KPJ Healthcare Berhad (KPJ)’s 1H23 net profit of RM98.8mn was in line with ours but above consensus expectations accounting for 50.0% and 68.2% of full year forecast respectively. Net profit rose by >100% YoY to RM98.8mn thanks to better performance from the Malaysian segment which supported by improved hospital activities. Malaysia operation recorded higher BOR of 66% in 1H23 (vs 53% in 1H22) fuelled by an increase in inpatient days to 405,089 days as opposed to 307,891 days recorded in 1HFY22. Going ahead, we anticipate a steady KPJ’s outlook to be driven by (i) rising healthcare expenditure in Malaysia, (ii) higher health insurance ownership, (iii) recovery in bed occupancy rate and (iv) recovery in number of inpatients and outpatients. We raised our TP to RM1.43 (from RM1.36 previously) as we roll forward our valuation base year to FY24F (from FY23F). Our valuation is derived based on SOP valuation with a WACC of 8.1% and a long-term growth of 1.5%.

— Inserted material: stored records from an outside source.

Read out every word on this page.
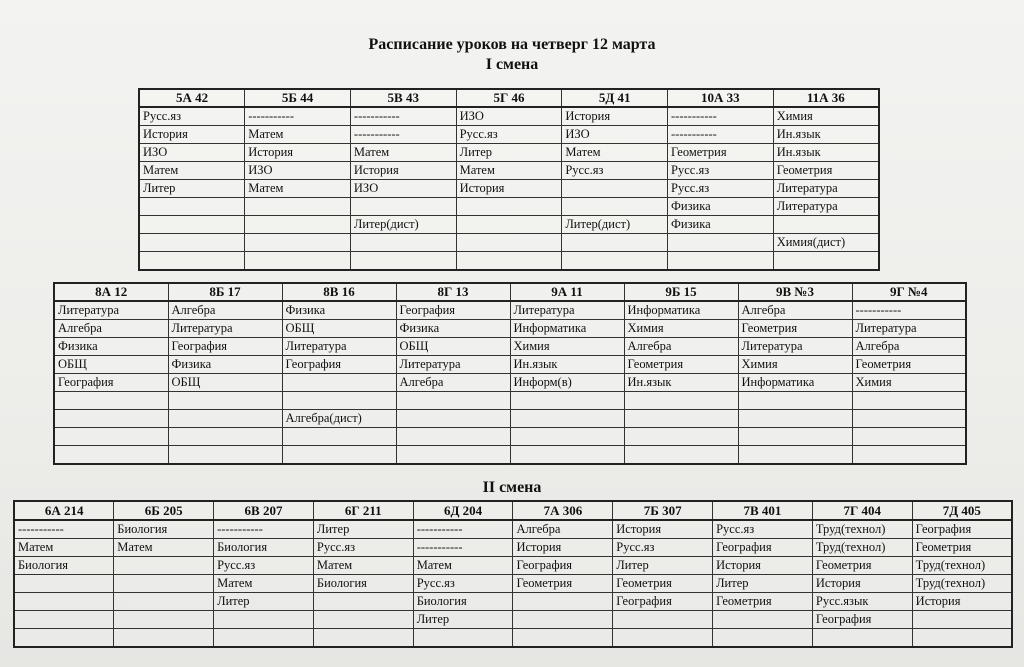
Расписание уроков на четверг 12 марта
I смена
II смена
5А 42	5Б 44	5В 43	5Г 46	5Д 41	10А 33	11А 36
Русс.яз	-----------	-----------	ИЗО	История	-----------	Химия
История	Матем	-----------	Русс.яз	ИЗО	-----------	Ин.язык
ИЗО	История	Матем	Литер	Матем	Геометрия	Ин.язык
Матем	ИЗО	История	Матем	Русс.яз	Русс.яз	Геометрия
Литер	Матем	ИЗО	История		Русс.яз	Литература
					Физика	Литература
		Литер(дист)		Литер(дист)	Физика	
						Химия(дист)

8А 12	8Б 17	8В 16	8Г 13	9А 11	9Б 15	9В №3	9Г №4
Литература	Алгебра	Физика	География	Литература	Информатика	Алгебра	-----------
Алгебра	Литература	ОБЩ	Физика	Информатика	Химия	Геометрия	Литература
Физика	География	Литература	ОБЩ	Химия	Алгебра	Литература	Алгебра
ОБЩ	Физика	География	Литература	Ин.язык	Геометрия	Химия	Геометрия
География	ОБЩ		Алгебра	Информ(в)	Ин.язык	Информатика	Химия

		Алгебра(дист)					

6А 214	6Б 205	6В 207	6Г 211	6Д 204	7А 306	7Б 307	7В 401	7Г 404	7Д 405
-----------	Биология	-----------	Литер	-----------	Алгебра	История	Русс.яз	Труд(технол)	География
Матем	Матем	Биология	Русс.яз	-----------	История	Русс.яз	География	Труд(технол)	Геометрия
Биология		Русс.яз	Матем	Матем	География	Литер	История	Геометрия	Труд(технол)
		Матем	Биология	Русс.яз	Геометрия	Геометрия	Литер	История	Труд(технол)
		Литер		Биология		География	Геометрия	Русс.язык	История
				Литер				География	
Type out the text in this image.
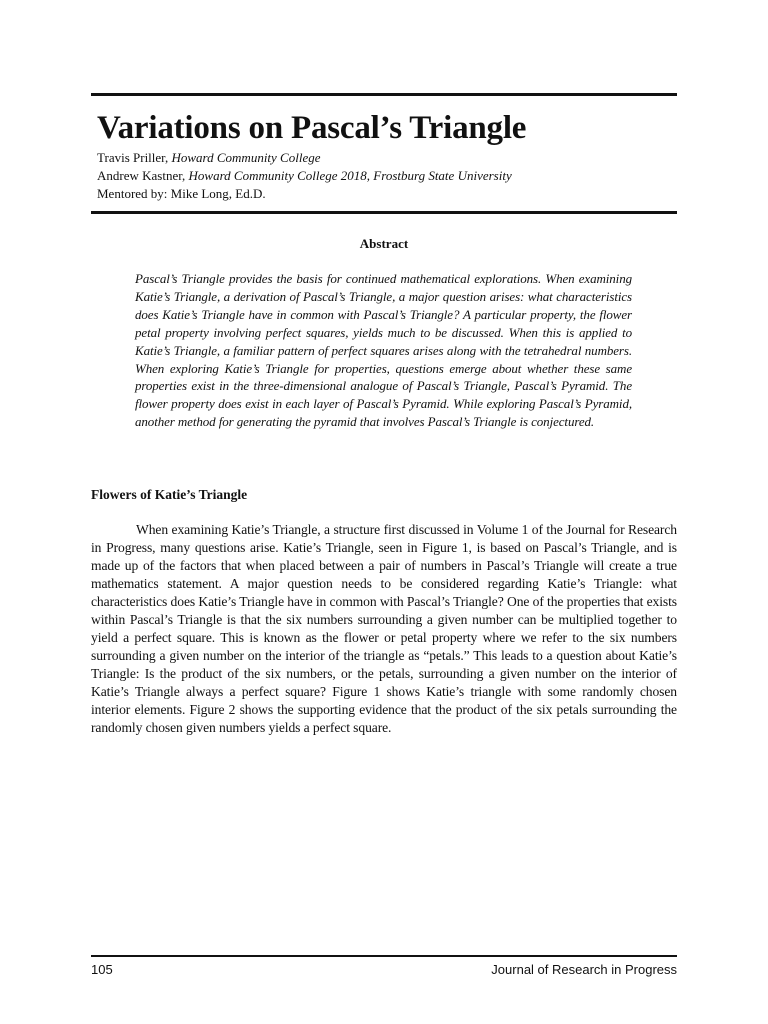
Variations on Pascal’s Triangle
Travis Priller, Howard Community College
Andrew Kastner, Howard Community College 2018, Frostburg State University
Mentored by: Mike Long, Ed.D.
Abstract

Pascal’s Triangle provides the basis for continued mathematical explorations. When examining Katie’s Triangle, a derivation of Pascal’s Triangle, a major question arises: what characteristics does Katie’s Triangle have in common with Pascal’s Triangle? A particular property, the flower petal property involving perfect squares, yields much to be discussed. When this is applied to Katie’s Triangle, a familiar pattern of perfect squares arises along with the tetrahedral numbers. When exploring Katie’s Triangle for properties, questions emerge about whether these same properties exist in the three-dimensional analogue of Pascal’s Triangle, Pascal’s Pyramid. The flower property does exist in each layer of Pascal’s Pyramid. While exploring Pascal’s Pyramid, another method for generating the pyramid that involves Pascal’s Triangle is conjectured.

Flowers of Katie’s Triangle

When examining Katie’s Triangle, a structure first discussed in Volume 1 of the Journal for Research in Progress, many questions arise. Katie’s Triangle, seen in Figure 1, is based on Pascal’s Triangle, and is made up of the factors that when placed between a pair of numbers in Pascal’s Triangle will create a true mathematics statement. A major question needs to be considered regarding Katie’s Triangle: what characteristics does Katie’s Triangle have in common with Pascal’s Triangle? One of the properties that exists within Pascal’s Triangle is that the six numbers surrounding a given number can be multiplied together to yield a perfect square. This is known as the flower or petal property where we refer to the six numbers surrounding a given number on the interior of the triangle as “petals.” This leads to a question about Katie’s Triangle: Is the product of the six numbers, or the petals, surrounding a given number on the interior of Katie’s Triangle always a perfect square? Figure 1 shows Katie’s triangle with some randomly chosen interior elements. Figure 2 shows the supporting evidence that the product of the six petals surrounding the randomly chosen given numbers yields a perfect square.

105	Journal of Research in Progress
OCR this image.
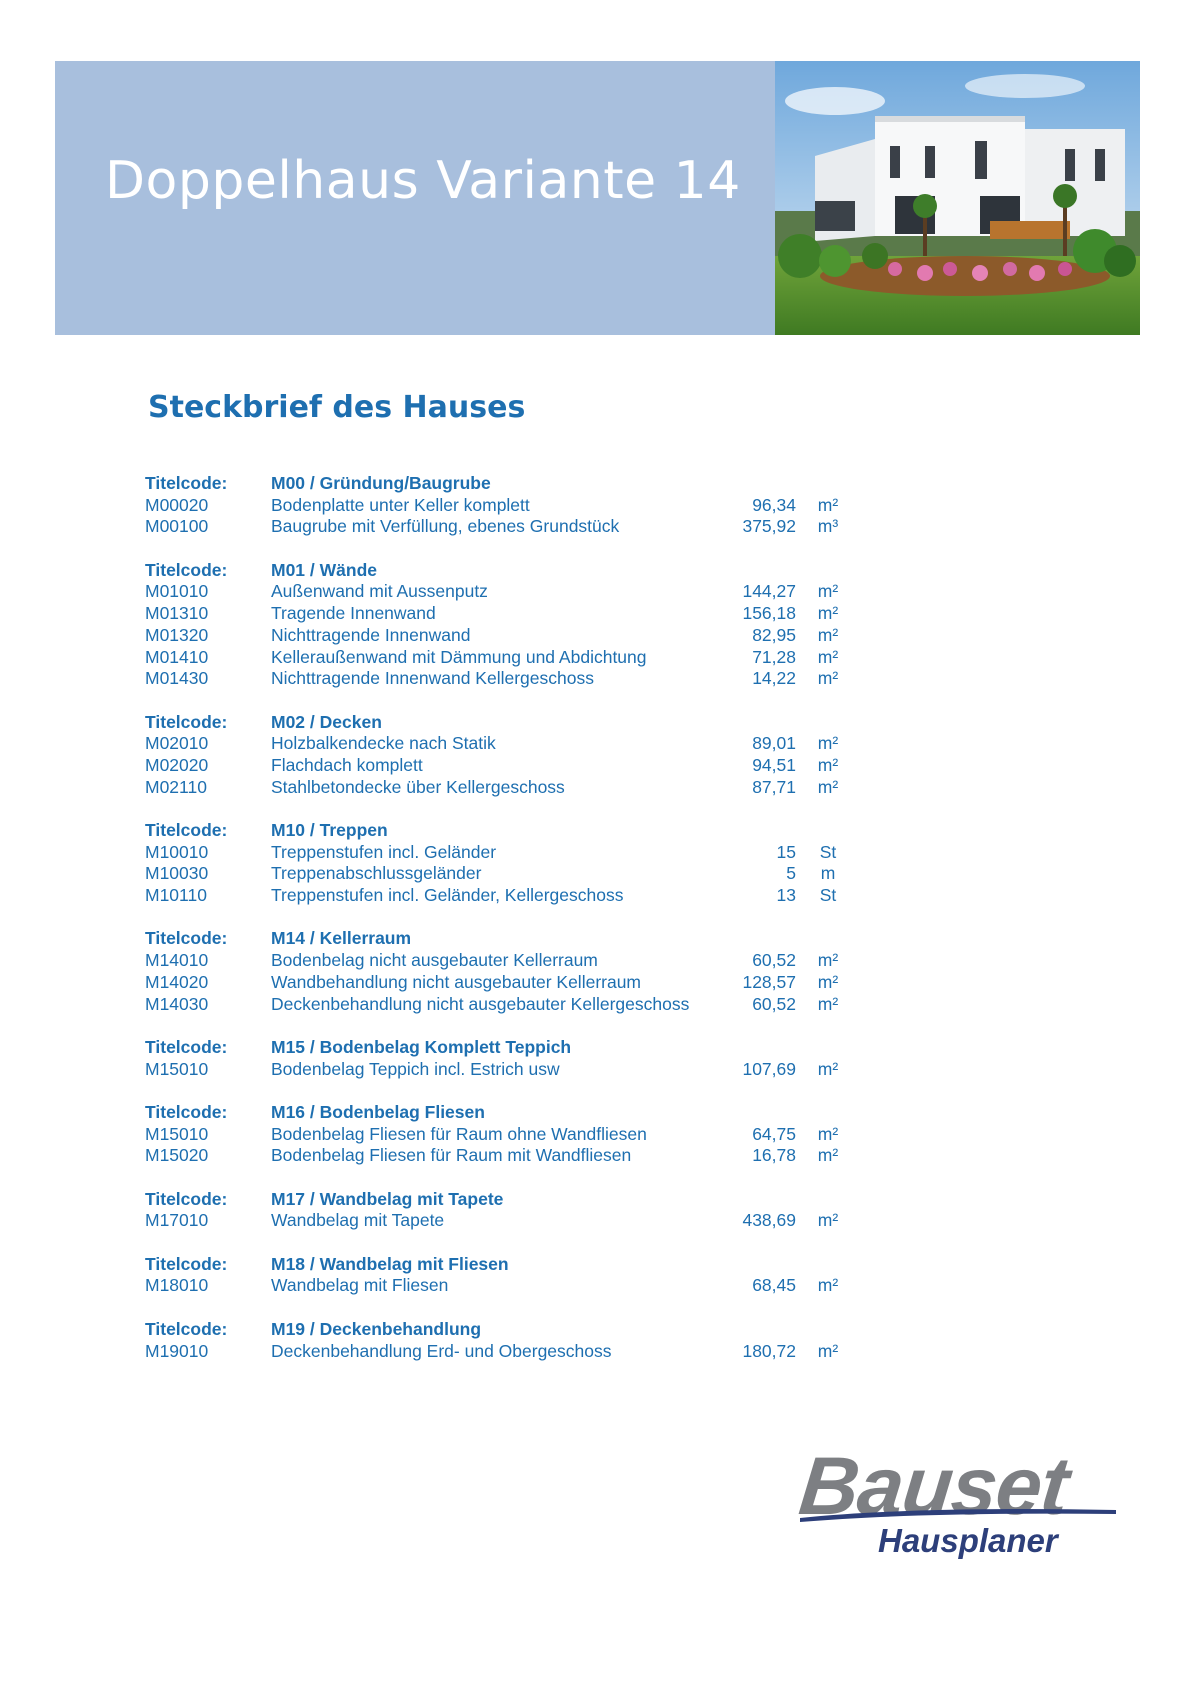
Doppelhaus Variante 14
Steckbrief des Hauses
Titelcode: M00 / Gründung/Baugrube
M00020	Bodenplatte unter Keller komplett	96,34 m²
M00100	Baugrube mit Verfüllung, ebenes Grundstück	375,92 m³
Titelcode: M01 / Wände
M01010	Außenwand mit Aussenputz	144,27 m²
M01310	Tragende Innenwand	156,18 m²
M01320	Nichttragende Innenwand	82,95 m²
M01410	Kelleraußenwand mit Dämmung und Abdichtung	71,28 m²
M01430	Nichttragende Innenwand Kellergeschoss	14,22 m²
Titelcode: M02 / Decken
M02010	Holzbalkendecke nach Statik	89,01 m²
M02020	Flachdach komplett	94,51 m²
M02110	Stahlbetondecke über Kellergeschoss	87,71 m²
Titelcode: M10 / Treppen
M10010	Treppenstufen incl. Geländer	15	St
M10030	Treppenabschlussgeländer	5	m
M10110	Treppenstufen incl. Geländer, Kellergeschoss	13	St
Titelcode: M14 / Kellerraum
M14010	Bodenbelag nicht ausgebauter Kellerraum	60,52 m²
M14020	Wandbehandlung nicht ausgebauter Kellerraum	128,57 m²
M14030	Deckenbehandlung nicht ausgebauter Kellergeschoss	60,52 m²
Titelcode: M15 / Bodenbelag Komplett Teppich
M15010	Bodenbelag Teppich incl. Estrich usw	107,69 m²
Titelcode: M16 / Bodenbelag Fliesen
M15010	Bodenbelag Fliesen für Raum ohne Wandfliesen	64,75 m²
M15020	Bodenbelag Fliesen für Raum mit Wandfliesen	16,78 m²
Titelcode: M17 / Wandbelag mit Tapete
M17010	Wandbelag mit Tapete	438,69 m²
Titelcode: M18 / Wandbelag mit Fliesen
M18010	Wandbelag mit Fliesen	68,45 m²
Titelcode: M19 / Deckenbehandlung
M19010	Deckenbehandlung Erd- und Obergeschoss	180,72 m²
Bauset
Hausplaner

- Within expectations. 1H23 net profit of RM98.8mn (YoY: +>100%) was in line with ours but above consensus expectations accounting for 50.0% and 68.2% of full year forecast respectively.

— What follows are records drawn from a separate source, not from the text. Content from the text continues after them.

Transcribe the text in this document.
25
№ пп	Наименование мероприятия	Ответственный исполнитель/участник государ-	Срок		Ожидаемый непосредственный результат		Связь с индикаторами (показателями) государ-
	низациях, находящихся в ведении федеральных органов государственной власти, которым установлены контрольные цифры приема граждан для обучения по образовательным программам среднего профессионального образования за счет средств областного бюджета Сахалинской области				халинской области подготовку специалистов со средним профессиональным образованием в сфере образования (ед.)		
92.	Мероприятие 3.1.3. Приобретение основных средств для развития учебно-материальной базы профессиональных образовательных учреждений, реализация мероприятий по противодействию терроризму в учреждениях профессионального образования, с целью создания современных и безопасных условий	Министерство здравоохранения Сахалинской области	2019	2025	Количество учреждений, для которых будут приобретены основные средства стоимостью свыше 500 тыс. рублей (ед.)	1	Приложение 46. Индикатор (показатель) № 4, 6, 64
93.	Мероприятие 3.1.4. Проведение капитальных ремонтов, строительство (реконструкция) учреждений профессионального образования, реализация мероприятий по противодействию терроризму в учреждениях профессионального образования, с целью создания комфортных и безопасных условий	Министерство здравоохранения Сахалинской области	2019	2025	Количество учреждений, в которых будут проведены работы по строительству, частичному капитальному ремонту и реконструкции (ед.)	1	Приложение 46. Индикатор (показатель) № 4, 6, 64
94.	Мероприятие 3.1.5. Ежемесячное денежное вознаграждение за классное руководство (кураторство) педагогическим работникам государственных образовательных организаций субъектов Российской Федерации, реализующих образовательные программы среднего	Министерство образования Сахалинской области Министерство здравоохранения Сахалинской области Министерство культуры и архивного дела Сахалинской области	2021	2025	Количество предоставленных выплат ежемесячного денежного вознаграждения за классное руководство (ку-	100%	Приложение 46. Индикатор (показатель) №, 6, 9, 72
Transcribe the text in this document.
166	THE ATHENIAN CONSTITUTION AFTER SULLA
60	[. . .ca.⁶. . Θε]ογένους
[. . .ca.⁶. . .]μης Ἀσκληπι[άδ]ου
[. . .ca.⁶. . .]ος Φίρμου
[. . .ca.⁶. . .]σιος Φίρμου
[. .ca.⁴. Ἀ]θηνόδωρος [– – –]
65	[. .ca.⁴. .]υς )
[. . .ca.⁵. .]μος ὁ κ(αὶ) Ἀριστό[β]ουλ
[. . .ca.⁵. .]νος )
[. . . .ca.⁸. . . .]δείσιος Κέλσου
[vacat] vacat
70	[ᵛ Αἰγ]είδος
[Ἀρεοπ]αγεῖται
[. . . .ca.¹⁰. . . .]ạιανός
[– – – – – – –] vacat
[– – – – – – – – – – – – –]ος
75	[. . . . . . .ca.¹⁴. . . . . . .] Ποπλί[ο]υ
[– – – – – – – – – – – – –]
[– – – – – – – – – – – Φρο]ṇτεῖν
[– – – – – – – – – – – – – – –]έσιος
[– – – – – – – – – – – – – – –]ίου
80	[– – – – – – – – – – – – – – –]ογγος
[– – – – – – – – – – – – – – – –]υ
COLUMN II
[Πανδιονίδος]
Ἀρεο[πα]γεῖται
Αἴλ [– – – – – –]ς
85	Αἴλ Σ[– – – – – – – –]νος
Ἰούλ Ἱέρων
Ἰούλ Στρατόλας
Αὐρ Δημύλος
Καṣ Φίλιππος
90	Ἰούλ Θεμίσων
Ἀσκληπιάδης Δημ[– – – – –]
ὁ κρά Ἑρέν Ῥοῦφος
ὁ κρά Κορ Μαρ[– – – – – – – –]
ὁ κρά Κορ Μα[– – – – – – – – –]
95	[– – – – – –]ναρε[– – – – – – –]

- Dividend. The group declared second interim dividend of 0.65 sen in 2Q23, bringing cumulative 1H23 DPS to 1.25sen (vs 0.45sen in 1HFY22). We estimate a total FY23 DPS of 2.4 sen, translating into a yield of 2.1%.
- QoQ. KPJ’s 2Q23 revenue was down by 3.6% QoQ attributable to lower patient visits (by 7% QoQ) and lower beds occupancy rate (BOR) to 63% (from 70% in 1Q23). In tandem, its net profit decreased by 9.5% QoQ.
- YTD. Top-line and bottom-line increased by 29.2% YoY and +>100% YoY respectively, boosted by better performance from the Malaysian segment, supported by improved hospital activities. Total inpatient in 1H23 was up by 25.1% to 165,660 patients (from 132,422 in 1Q22). Malaysia operation recorded higher BOR of 66% in 1H23 (from 53% in 1QFY22) fuelled by an increase in inpatient days to 405,089 days as opposed to 307,891 days recorded in 1HFY22.
- Outlook. KPJ’s steady outlook will be continue to be driven by (i) rising healthcare expenditure in Malaysia, (ii) higher health insurance ownership, (iii) recovery in bed occupancy rate, (vi) recovery in number of inpatients & outpatients and (v) increasing trend of health tourists. Downside risks to our call include; (i) currency volatility which may impact medical tourism, (ii) unfavourable regulatory changes as healthcare industry in Malaysia is highly regulated, and (iii) sudden surge in operating costs and (iv) lower-than-expected number of patients.
- Our call. We raised our TP to RM1.43 (from RM1.36 previously) as we roll forward our valuation base year to FY24F (from FY23F). Our valuation is derived based on sum-of-part (SOP) valuation with a WACC of 8.1% and a long-term growth of 1.5%. Maintain a BUY call.